L’année prochaine, il pourra se vanter de ses six décennies au service du théâtre et du cinéma, sans oublier les innombrables séries télévisées et films dans lesquels il a interprété une impressionnante galerie de personnages. Abdellatif Chagra n’appartient pas à la tribu des « tu m’as vu » qui paradent pompeusement sur Instagram et autres Facebook. Au fil des décennies, sa surprenante discrétion est devenue sa marque de fabrique. « Ayant mené une double existence entre mon amour presque sacerdotal pour l’art dramatique et ma longue carrière de responsable à la Régie Autonome des Eaux de Marrakech (RADEEMA), je me suis vu contraint à une certaine ‘obligation de confidentialité”. Même si je suis à la retraite depuis plusieurs années, je continue d’observer cette discrétion et cela me convient parfaitement”, assure-t-il. Beaucoup d’eau a coulé sous les ponts de Tensift depuis 1965, lorsque le lycéen Hassan II de Marrakech fut coopté pour son premier rôle dans la pièce « Intilaq » d’Abdelhak Abouricha. Ce fut le début d’une longue série de spectacles au sein d’une multitude de compagnies de Marrakech dont « Al Anwar » (1967-1968), « Noujoum al Hamra » (1969-1970), « Comédia » (1971-1979). S’ensuivent des centaines de spectacles dans lesquels Abdellatif Chagra interprète des rôles illustres sous la direction de Mohammed Hassan El Joundi, Mohamed Saïd Afifi, Abdelslam Chraïbi, Driss Maârouf et bien d’autres réalisateurs. Sur le plan cinématographique, Chagra s’est illustré dans une longue série de rôles sous la direction des plus célèbres réalisateurs marocains et étrangers. « Chambre noire » et « Fine machi a moshe » de Hassan Benjelloun, « Mabrouk » de Driss Chouika, « Jabal Moussa » de Driss Mrini, « Androman » d’Azelarab Alaoui… Ses performances dans des séries télévisées et des films sont innombrables. Il a ainsi endossé des rôles plus ou moins importants sous la direction de Hicham Jbari, Krimou Derkaoui…

Élégance légendaire

Abdellatif Chagra est l’un des rares artistes marocains dont le « visage » constitue une ressource importante.
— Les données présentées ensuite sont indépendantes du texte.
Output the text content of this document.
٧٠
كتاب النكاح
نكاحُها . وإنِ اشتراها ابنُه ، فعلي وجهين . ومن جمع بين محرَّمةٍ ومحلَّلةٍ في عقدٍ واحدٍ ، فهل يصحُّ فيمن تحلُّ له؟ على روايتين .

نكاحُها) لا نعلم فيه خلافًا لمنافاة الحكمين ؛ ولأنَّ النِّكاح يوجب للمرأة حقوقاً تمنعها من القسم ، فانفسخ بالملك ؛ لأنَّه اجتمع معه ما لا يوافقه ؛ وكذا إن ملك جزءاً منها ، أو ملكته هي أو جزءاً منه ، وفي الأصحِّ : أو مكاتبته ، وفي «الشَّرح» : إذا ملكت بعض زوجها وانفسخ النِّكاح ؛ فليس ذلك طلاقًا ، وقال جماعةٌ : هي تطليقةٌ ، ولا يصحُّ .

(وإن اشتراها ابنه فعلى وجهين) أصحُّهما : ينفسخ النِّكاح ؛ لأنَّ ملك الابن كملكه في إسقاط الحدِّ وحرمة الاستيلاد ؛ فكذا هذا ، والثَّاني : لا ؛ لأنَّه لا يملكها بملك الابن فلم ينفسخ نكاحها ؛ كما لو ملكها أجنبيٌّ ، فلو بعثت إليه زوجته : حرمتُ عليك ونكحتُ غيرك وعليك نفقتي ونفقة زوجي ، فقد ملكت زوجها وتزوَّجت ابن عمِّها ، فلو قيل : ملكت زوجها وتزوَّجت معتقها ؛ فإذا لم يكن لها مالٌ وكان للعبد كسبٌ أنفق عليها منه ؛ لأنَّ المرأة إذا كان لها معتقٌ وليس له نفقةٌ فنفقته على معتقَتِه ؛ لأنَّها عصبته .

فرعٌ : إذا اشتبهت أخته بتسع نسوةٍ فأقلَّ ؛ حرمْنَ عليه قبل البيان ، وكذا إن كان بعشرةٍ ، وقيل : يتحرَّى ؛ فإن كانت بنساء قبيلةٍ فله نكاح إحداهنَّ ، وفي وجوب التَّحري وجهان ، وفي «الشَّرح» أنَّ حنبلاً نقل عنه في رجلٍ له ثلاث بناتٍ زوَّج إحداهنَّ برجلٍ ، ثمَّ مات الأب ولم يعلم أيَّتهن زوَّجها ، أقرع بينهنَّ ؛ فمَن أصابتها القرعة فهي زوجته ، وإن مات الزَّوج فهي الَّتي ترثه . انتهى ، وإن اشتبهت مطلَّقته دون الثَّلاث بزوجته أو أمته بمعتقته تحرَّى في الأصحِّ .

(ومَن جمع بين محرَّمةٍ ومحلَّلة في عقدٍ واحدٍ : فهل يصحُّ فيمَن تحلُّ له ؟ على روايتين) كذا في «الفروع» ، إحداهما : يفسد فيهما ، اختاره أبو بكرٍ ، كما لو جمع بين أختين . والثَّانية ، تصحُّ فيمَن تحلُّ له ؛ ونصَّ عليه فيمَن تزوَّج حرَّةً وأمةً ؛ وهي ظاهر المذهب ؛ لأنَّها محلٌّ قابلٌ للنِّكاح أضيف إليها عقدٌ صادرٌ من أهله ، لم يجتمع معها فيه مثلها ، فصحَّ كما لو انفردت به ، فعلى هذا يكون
Comme feu Hassan Essakalli, Mohamed Majd et Mohamed Habachi, il a su convaincre de nombreux réalisateurs étrangers de son talent. Ainsi, il participe aux méga productions de « La Bible », « Indiana Jones », « Jérusalem », « Noah », « Kandahar », « Tora Bora »… Le fils de « Derb Dabachi » a grandi à quelques pas de La place Jamaâ El Fna n’a pas changé d’un iota son approche et n’a jamais perdu son accent. Il ne franchit pas les principales artères et rues adjacentes du quartier « Guéliz » sans être salué ou arrêté par les passants pour des selfies. Son élégance légendaire s’enveloppe depuis toujours d’une simplicité infaillible. Mais cela ne l’empêche guère de dispenser ses coups d’âme partout où il retrouve ses amis autour d’un apéritif dûment prolongé. Ses formidables griffes contre eux n’impliquent cependant aucune forme de méchanceté. Loin de susciter une quelconque désapprobation, son humour ironique, souvent fulgurant de provocation, mais servi dans le cadre délicieux d’un accent de Marrakech, déclenche souvent les rires de ses cibles, même en plein tournage. Que de séquences interrompues par ses plaisanteries alors même que les caméras sont déjà en mode « action » ! » Derrière le mur de timidité inattendue du neveu du Caïd Jilali Chagra, se cache malicieusement l’acrobate qui a fait de l’audace sa façon d’être brillant. Feu Mohamed Chahramane, auteur des paroles les plus célèbres du groupe Jil Jilala, n’a jamais cessé de rendre hommage à l’amour de Chagra pour l’art de Melhoun. De mémoire, l’acteur peut réciter la plus longue « qsida » des cheikhs de Marrakech, Fès ou Meknès. L’animateur Hicham Lamghari n’oubliera jamais sa difficulté à conclure une interview radiophonique avec un Chagra déterminé à achever la récitation de la plus longue « qsida » de Sidi Kaddour Alami. Son compatriote de Marrakech, l’acteur My Hassan Alaoui, raconte : « Dans tous les drames dans lesquels j’ai joué aux côtés de Chagra, les répliques ne sont jamais intactes, car ce dernier s’obstine à y apposer sa griffe, qu’on le veuille ou non. non au réalisateur. . Après tout, les réalisateurs l’ont toujours apprécié.” Feu Saïd Seddiki (A’zizi) n’a pas hésité un jour à récompenser Abdellatif Chagra d’un splendide « Si tu n’existais pas, nous t’aurions créé ! », paraphrasant ainsi le grand Voltaire.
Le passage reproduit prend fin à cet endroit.